Flowers - White or pale greenish yellow, about 1/2 in. across, loosely scattered in small clusters on slender peduncles. Calyx persistent, 5-cleft, with little bracts between the reflexed divisions; 5 petals, equaling or shorter than the white avenssepals; stamens and carpels numerous, the latter collected on a short, bristly-hairy receptacle; styles smooth below, hairy above, jointed. Stem: 2 1/2 ft. high or less, slender, branching above. Leaves: Seated on stem or short petioled, of 3 to 5 divisions, or lobed, toothed small stipules; also irregularly divided large root-leaves on long petioles, 3-foliate, usually the terminal leaflet large, broadly ovate side leaflets much smaller, all more or less lobed and toothed.
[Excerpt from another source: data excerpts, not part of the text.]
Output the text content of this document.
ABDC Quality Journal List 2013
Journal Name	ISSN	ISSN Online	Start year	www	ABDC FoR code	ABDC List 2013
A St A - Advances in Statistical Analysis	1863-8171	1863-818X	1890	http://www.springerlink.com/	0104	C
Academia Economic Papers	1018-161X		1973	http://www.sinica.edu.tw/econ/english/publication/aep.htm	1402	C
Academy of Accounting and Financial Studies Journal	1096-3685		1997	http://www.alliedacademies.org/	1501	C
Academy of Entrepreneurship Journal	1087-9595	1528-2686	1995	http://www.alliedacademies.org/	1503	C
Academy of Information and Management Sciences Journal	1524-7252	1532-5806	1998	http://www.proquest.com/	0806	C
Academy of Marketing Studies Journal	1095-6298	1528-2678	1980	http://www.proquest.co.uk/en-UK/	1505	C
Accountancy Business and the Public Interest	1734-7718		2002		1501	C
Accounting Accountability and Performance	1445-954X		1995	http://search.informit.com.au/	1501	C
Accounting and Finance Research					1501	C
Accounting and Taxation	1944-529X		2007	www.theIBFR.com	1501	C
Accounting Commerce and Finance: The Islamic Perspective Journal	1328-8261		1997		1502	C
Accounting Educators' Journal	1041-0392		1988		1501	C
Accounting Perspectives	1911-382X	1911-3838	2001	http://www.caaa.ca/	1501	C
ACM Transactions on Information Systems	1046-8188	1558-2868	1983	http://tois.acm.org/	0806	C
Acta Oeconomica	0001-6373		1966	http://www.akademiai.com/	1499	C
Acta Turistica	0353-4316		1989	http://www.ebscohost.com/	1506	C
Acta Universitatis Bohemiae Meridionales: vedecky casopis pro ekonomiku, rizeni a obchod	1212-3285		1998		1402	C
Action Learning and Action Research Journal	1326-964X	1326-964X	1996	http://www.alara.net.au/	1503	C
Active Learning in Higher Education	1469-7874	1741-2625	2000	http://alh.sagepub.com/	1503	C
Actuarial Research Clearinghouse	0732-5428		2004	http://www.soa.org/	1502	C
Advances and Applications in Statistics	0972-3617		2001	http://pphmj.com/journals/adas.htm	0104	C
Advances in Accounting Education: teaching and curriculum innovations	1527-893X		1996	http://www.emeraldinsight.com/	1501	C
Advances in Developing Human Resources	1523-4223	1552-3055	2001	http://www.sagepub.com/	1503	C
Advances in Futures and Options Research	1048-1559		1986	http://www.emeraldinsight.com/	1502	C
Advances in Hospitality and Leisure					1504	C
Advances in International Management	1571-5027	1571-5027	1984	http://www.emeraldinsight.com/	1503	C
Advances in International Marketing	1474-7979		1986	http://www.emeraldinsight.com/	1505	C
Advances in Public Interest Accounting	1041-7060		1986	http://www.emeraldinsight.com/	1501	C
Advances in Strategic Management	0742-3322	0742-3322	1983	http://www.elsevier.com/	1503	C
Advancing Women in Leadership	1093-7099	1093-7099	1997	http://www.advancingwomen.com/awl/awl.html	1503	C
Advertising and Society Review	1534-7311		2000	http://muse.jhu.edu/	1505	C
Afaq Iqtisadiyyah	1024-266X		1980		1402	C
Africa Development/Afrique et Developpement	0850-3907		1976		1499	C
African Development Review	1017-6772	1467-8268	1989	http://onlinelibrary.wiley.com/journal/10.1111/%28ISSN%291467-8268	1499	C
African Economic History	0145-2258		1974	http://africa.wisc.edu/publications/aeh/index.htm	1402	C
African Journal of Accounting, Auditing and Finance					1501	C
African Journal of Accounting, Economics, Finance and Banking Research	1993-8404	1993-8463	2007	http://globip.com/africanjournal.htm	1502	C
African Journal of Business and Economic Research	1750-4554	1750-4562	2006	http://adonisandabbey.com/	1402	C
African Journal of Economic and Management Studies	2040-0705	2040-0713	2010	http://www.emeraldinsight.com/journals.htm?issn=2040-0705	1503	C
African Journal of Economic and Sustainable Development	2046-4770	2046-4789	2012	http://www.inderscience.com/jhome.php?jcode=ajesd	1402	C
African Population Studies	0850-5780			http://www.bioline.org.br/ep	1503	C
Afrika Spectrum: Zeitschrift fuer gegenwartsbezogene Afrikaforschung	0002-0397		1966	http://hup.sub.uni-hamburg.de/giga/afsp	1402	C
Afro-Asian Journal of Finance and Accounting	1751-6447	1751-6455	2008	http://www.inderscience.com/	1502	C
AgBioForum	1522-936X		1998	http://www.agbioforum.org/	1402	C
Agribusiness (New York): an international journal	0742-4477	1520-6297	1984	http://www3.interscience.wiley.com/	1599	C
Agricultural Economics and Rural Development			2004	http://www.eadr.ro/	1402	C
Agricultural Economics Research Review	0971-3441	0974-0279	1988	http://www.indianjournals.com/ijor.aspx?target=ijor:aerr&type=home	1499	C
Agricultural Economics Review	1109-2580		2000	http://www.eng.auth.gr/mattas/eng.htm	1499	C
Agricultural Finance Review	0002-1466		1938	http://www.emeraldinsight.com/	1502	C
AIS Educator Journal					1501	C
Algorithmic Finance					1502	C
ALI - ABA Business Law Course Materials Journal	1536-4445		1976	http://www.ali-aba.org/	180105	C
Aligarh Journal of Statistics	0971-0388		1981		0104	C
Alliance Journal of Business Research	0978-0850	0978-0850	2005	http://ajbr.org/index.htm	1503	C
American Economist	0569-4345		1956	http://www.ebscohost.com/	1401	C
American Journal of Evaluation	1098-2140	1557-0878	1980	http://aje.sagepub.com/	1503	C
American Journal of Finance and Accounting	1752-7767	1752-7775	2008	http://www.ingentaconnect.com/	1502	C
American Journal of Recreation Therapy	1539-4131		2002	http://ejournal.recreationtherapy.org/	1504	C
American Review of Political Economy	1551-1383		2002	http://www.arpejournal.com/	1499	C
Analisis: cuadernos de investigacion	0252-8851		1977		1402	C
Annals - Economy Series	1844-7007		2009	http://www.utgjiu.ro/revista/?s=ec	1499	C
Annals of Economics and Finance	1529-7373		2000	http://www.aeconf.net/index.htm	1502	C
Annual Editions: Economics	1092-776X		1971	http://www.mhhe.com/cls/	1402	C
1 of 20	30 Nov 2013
Fruit: A ball of achenes, each ending in an elongated, hooked style. Preferred Habitat - Woodland borders, shady thickets and roadsides. Flowering Season - June-September. Distribution - Nova Scotia to Georgia, west to the Mississippi or beyond.

Small bees and flies attracted to sheltered, shady places by these loosely scattered flowers at the ends of zig-zagged stems, pay for the nectar they sip from the disk where the stamens are inserted, by carrying some of the pollen lunch on their heads from the older to the younger flowers, which mature stigmas first. But saucy bumblebees, undutiful pilferers from the purple avens, rarely visit blossoms so inconspicuous. Insects failing these, they are well adapted to pollenize themselves. Most of us are all too familiar with the seeds, clinging by barbed styles to any garment passing their way, in the hope that their stolen ride will eventually land them in good colonizing ground. Whoever spends an hour patiently picking off the various seed tramps from his clothes after a walk through the woods and fields in autumn, realizes that the by hook or by crook method of scattering offspring is one of Nature's favorites. Simpler plants than those with hooked achenia produce enormous numbers of spores so light and tiny that the wind and rain distribute them wholesale.